En décembre 2011, le directeur de la rédaction du journal France Football a été licencié pour cause réelle et sérieuse avec dispense d'effectuer son préavis.

Le salarié a saisi le Conseil de Prud'hommes de Boulogne-Billancourt pour contester cette mesure en  février 2012.

Par jugement du 20 juin 2013, le conseil de prud'hommes de Boulogne-Billancourt a dit que le licenciement reposait sur une cause réelle et sérieuse et débouté le salarié de l'ensemble de ses demandes ;

Ce dernier a régulièrement relevé appel de la décision et sollicité la condamnation de la société L'EQUIPE à lui verser les sommes suivantes :

  • 550.638,72 euros au titre de l'indemnité de licenciement sans cause réelle et sérieuse;
  • 13.013,28 euros au titre des journées de RTT non récupérées ;
  • 21.294,47 euros au titre des 18 jours de récupération.

Avant de se prononcer sur le caractère réel et sérieux du licenciement, la Cour d’appel de Versailles, aux termes de son arrêt du 3 décembre 2014, liste les griefs reprochaient au salarié dans la lettre de licenciement, à savoir :

  • ne pas avoir réussi à redresser la situation du journal alors que le chiffre d'affaires ne cessait de diminuer depuis 2008;
  • son management de l'équipe de rédaction de France Football ;
  • deux incidents concernant l'insertion d'un encart publi-rédactionnel entraînant une confusion entre la publicité et le rédactionnel ;
  • l'envoi de mails déplacés à son employeur et la large publicité donnée à l'engagement de la procédure de licenciement.

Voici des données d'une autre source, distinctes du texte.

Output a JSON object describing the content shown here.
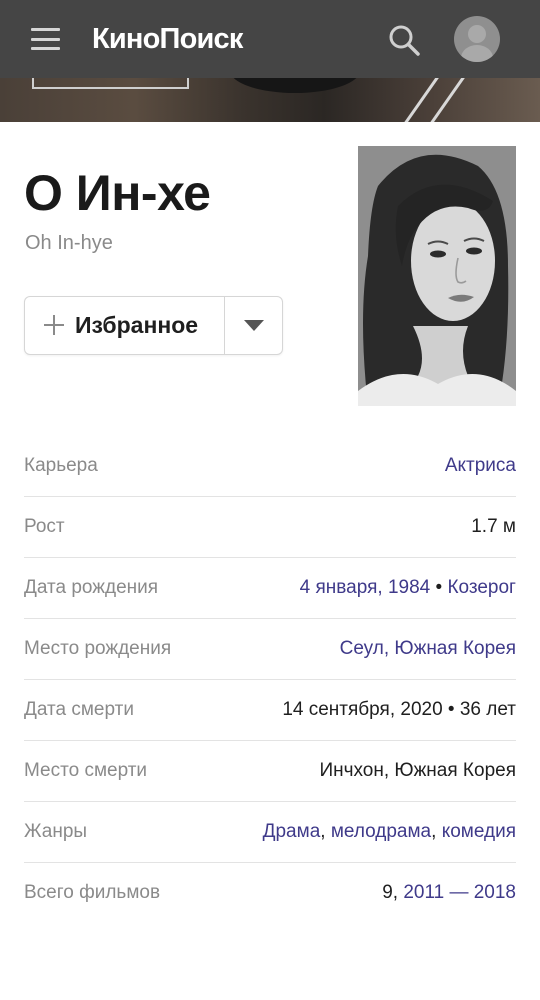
{
  "header": {
    "logo": "КиноПоиск",
    "icons": {
      "menu": "hamburger-menu-icon",
      "search": "search-icon",
      "avatar": "user-avatar-icon"
    }
  },
  "person": {
    "name": "О Ин-хе",
    "original_name": "Oh In-hye",
    "favorite_label": "Избранное",
    "favorite_icon": "plus-icon",
    "dropdown_icon": "caret-down-icon"
  },
  "info": {
    "career": {
      "label": "Карьера",
      "value": "Актриса"
    },
    "height": {
      "label": "Рост",
      "value": "1.7 м"
    },
    "birth_date": {
      "label": "Дата рождения",
      "date": "4 января, 1984",
      "sep": " • ",
      "sign": "Козерог"
    },
    "birth_place": {
      "label": "Место рождения",
      "value": "Сеул, Южная Корея"
    },
    "death_date": {
      "label": "Дата смерти",
      "value": "14 сентября, 2020 • 36 лет"
    },
    "death_place": {
      "label": "Место смерти",
      "value": "Инчхон, Южная Корея"
    },
    "genres": {
      "label": "Жанры",
      "g1": "Драма",
      "comma1": ", ",
      "g2": "мелодрама",
      "comma2": ", ",
      "g3": "комедия"
    },
    "total_films": {
      "label": "Всего фильмов",
      "count": "9, ",
      "range": "2011 — 2018"
    }
  },
  "colors": {
    "header_bg": "#454545",
    "link": "#3f3a8a",
    "label": "#8a8a8a",
    "text": "#1f1f1f"
  }
}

La Cour rappelle également que le salarié avait contesté cette mesure en indiquant notamment qu’en 30 ans d'activité professionnelle, il n'avait jamais fait l'objet de la moindre critique quant à son management et qu'au contraire de nombreux salariés attestaient de ses capacités de manager.

En outre, selon le salarié, la chute des ventes du journal et l'insertion de deux encarts publi-rédactionnels ne relevaient pas de sa responsabilité.

Pour le salarié, le vrai motif de son licenciement aurait été, avant tout, politique et lié à sa volonté de publier une interview de François Hollande sur le foot, publication refusée par sa direction au mépris de la liberté d'expression.

En, droit, la Cour rappelle qu’en application des articles L1232-1 et L1232-6 du code du travail, tout licenciement pour motif personnel doit être justifié par une cause réelle et sérieuse et la lettre de licenciement doit comporter l'énoncé du motif invoqué par l'employeur. Celui ci doit être matériellement vérifiable.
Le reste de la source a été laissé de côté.